In this case, investigations including thoraco-abdominal CT, oeso-gastro-duodenal endoscopy and digestive opacification with gastrografin enema ruled out a hollow-organ perforation and indication for emergency laparotomy. The CT has revealed a pneumomediastinum without pneumothorax, likely caused by a barotrauma with subsequent retroperitoneum and pneumoperitoneum. This can be explained by the passage of air by a number of routes. Mediastinal air my pass directly through micro-perforations of the pleura and diaphragm or via thoracoabdominal communicating pores to the retro-peritoneum and then the peritoneal cavity [3]. Pneumoperitoneum can also occur as a complication of non-invasive ventilation [14] or following multiple laryngoscopies in difficult intubation [15]. Predictive factors of pneumoperitoneum during mechanical ventilation in adults include high airway pressures, ventilation with high tidal volumes, low lung compliance and underlying lung diseases such as chronic obstructive pulmonary disease or Acute Respiratory Distress Syndrom [3]. The association between high airway pressures and barotrauma is demonstrated in animals with both subcutaneous emphysema and pneumoperitoneum are induced by presures over 60 cm H2O [16]. Management of spontaneous pneumoperitoneum is controversial.

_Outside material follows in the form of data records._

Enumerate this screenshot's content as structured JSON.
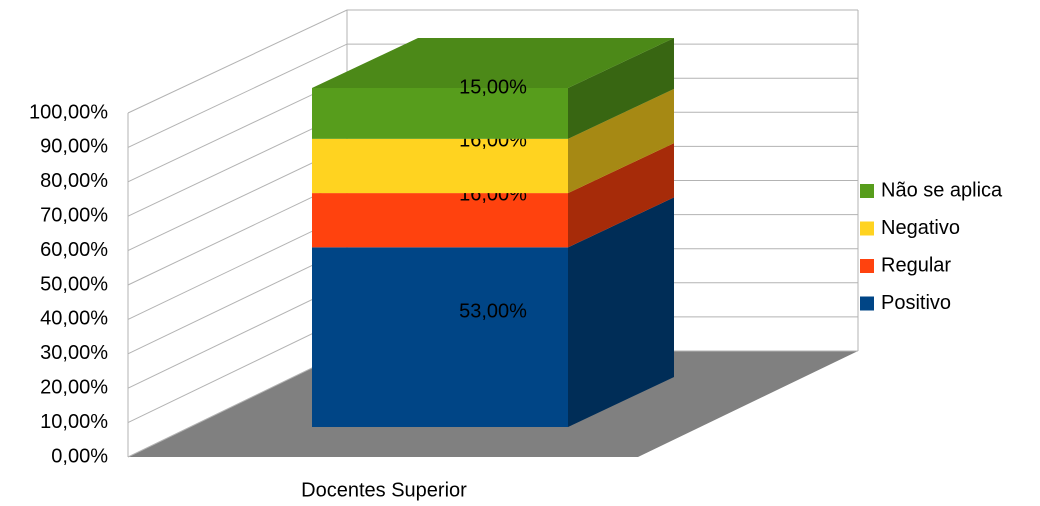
{
  "chart_data": {
    "type": "bar3d_stacked",
    "categories": [
      "Docentes Superior"
    ],
    "series": [
      {
        "name": "Positivo",
        "color": "#004586",
        "values": [
          53
        ],
        "value_labels": [
          "53,00%"
        ]
      },
      {
        "name": "Regular",
        "color": "#ff420e",
        "values": [
          16
        ],
        "value_labels": [
          "16,00%"
        ]
      },
      {
        "name": "Negativo",
        "color": "#ffd320",
        "values": [
          16
        ],
        "value_labels": [
          "16,00%"
        ]
      },
      {
        "name": "Não se aplica",
        "color": "#579d1c",
        "values": [
          15
        ],
        "value_labels": [
          "15,00%"
        ]
      }
    ],
    "ylim": [
      0,
      100
    ],
    "yticks": [
      {
        "value": 0,
        "label": "0,00%"
      },
      {
        "value": 10,
        "label": "10,00%"
      },
      {
        "value": 20,
        "label": "20,00%"
      },
      {
        "value": 30,
        "label": "30,00%"
      },
      {
        "value": 40,
        "label": "40,00%"
      },
      {
        "value": 50,
        "label": "50,00%"
      },
      {
        "value": 60,
        "label": "60,00%"
      },
      {
        "value": 70,
        "label": "70,00%"
      },
      {
        "value": 80,
        "label": "80,00%"
      },
      {
        "value": 90,
        "label": "90,00%"
      },
      {
        "value": 100,
        "label": "100,00%"
      }
    ],
    "grid": true,
    "legend": "right"
  }
}
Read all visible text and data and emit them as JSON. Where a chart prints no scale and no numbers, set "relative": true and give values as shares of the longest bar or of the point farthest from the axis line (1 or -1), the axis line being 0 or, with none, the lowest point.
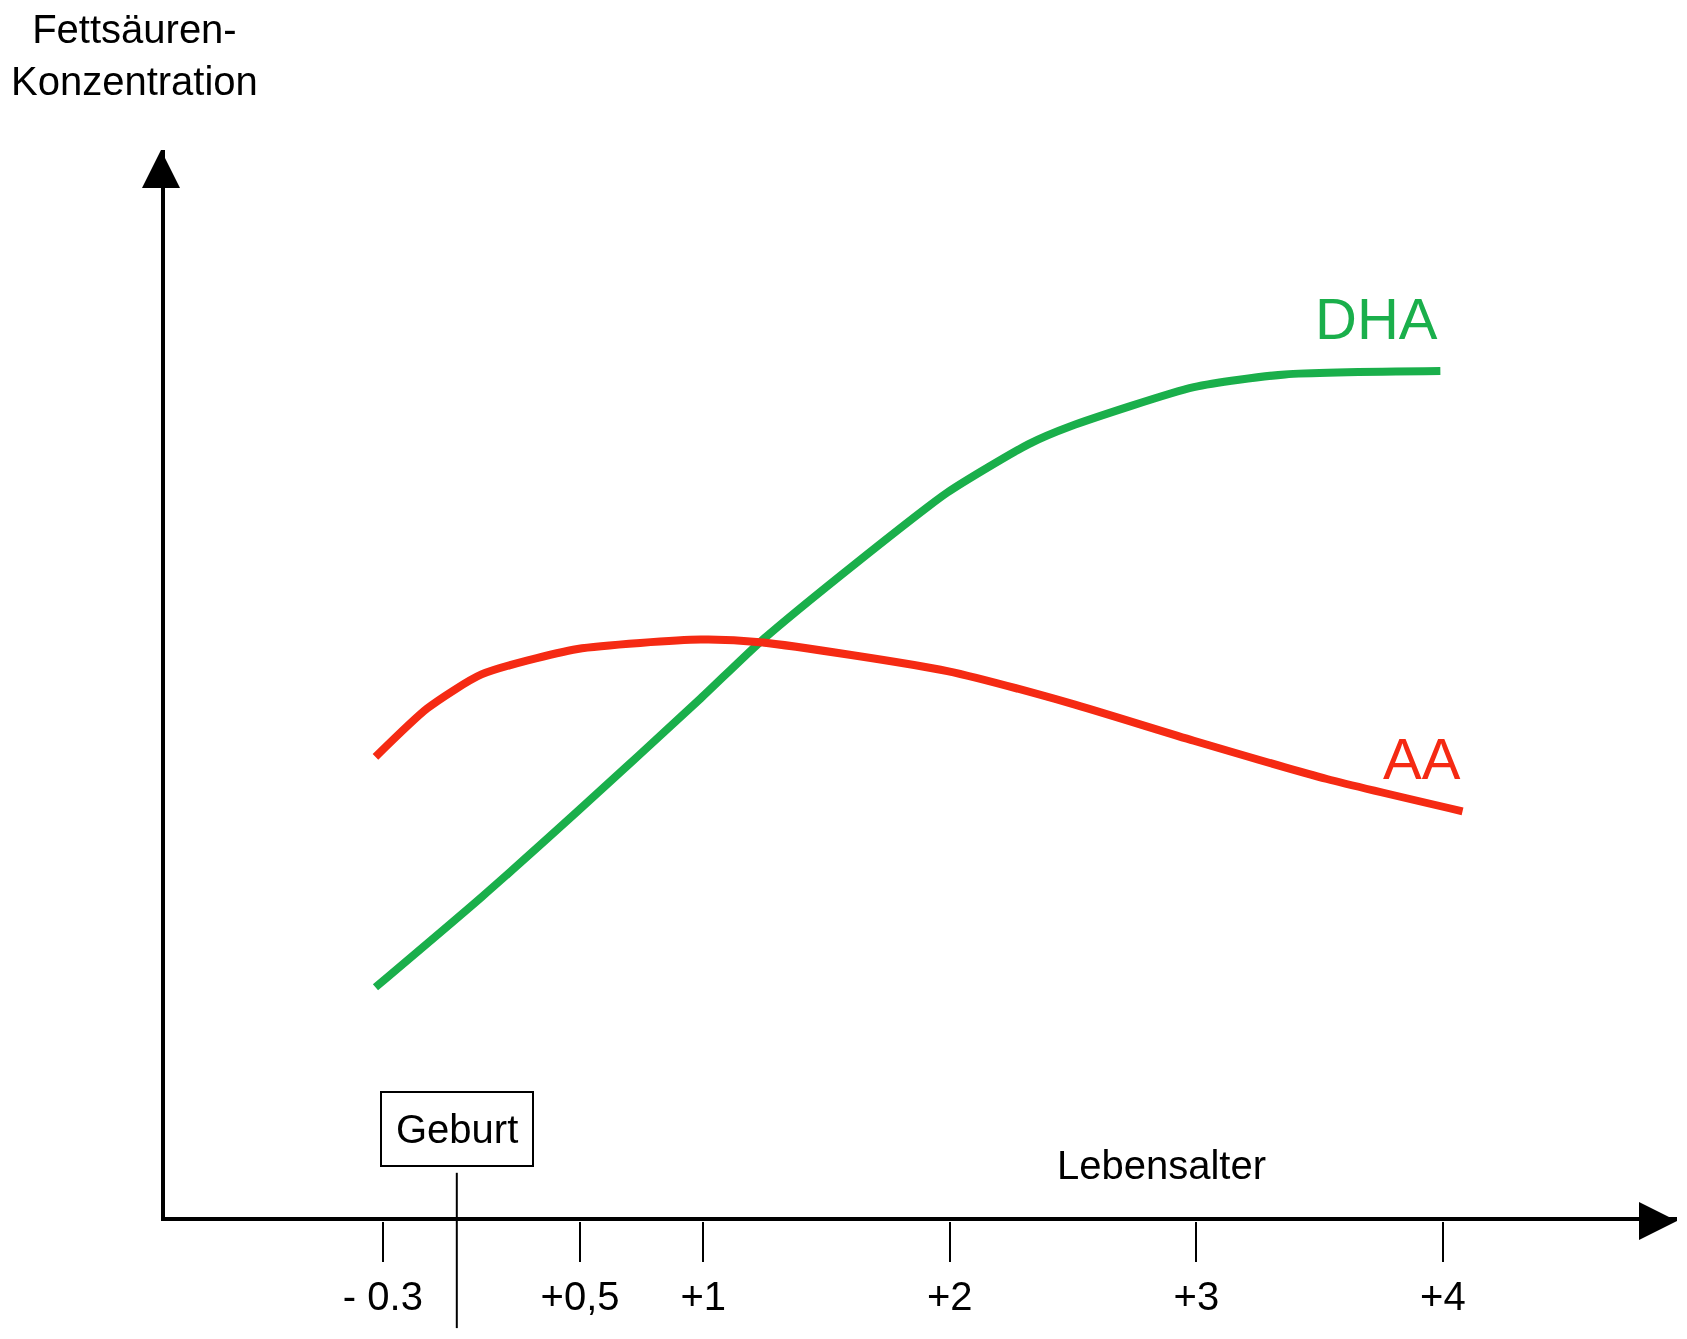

No consensus exists on the optimal management of non-surgical pneumoperitoneum complicating mechanical ventilation but some authors advocate conservative management when abdominal distension is minimal, absence of signs of peritonitis, absence of fever or leucocytosis and most importantly absence of surgical cause of the pneumoperitoneum [3]. In this case, pneumoperitoneum was cleared with conservative management, decision was made in consultation with the surgical team in view of the absence of abdominal cause, absence of signs of abdominal compartment syndrom and the clinical improvement of the patient [17].


The occurrence of subcutaneous emphysema in a patient under mechanical ventilation should raise suspicion of a pneumoperitoneum, either isolated or associated to pneumothorax or retropneumoperitoneum and a surgical cause should be ruled out. In the absence of signs of peritoneal irritation and obvious surgical cause, a non surgical cause of pneumoperitoneum in patients under mechanical ventilation should be recognised and a conservative management adopted to avoid unnecessary laparotomies.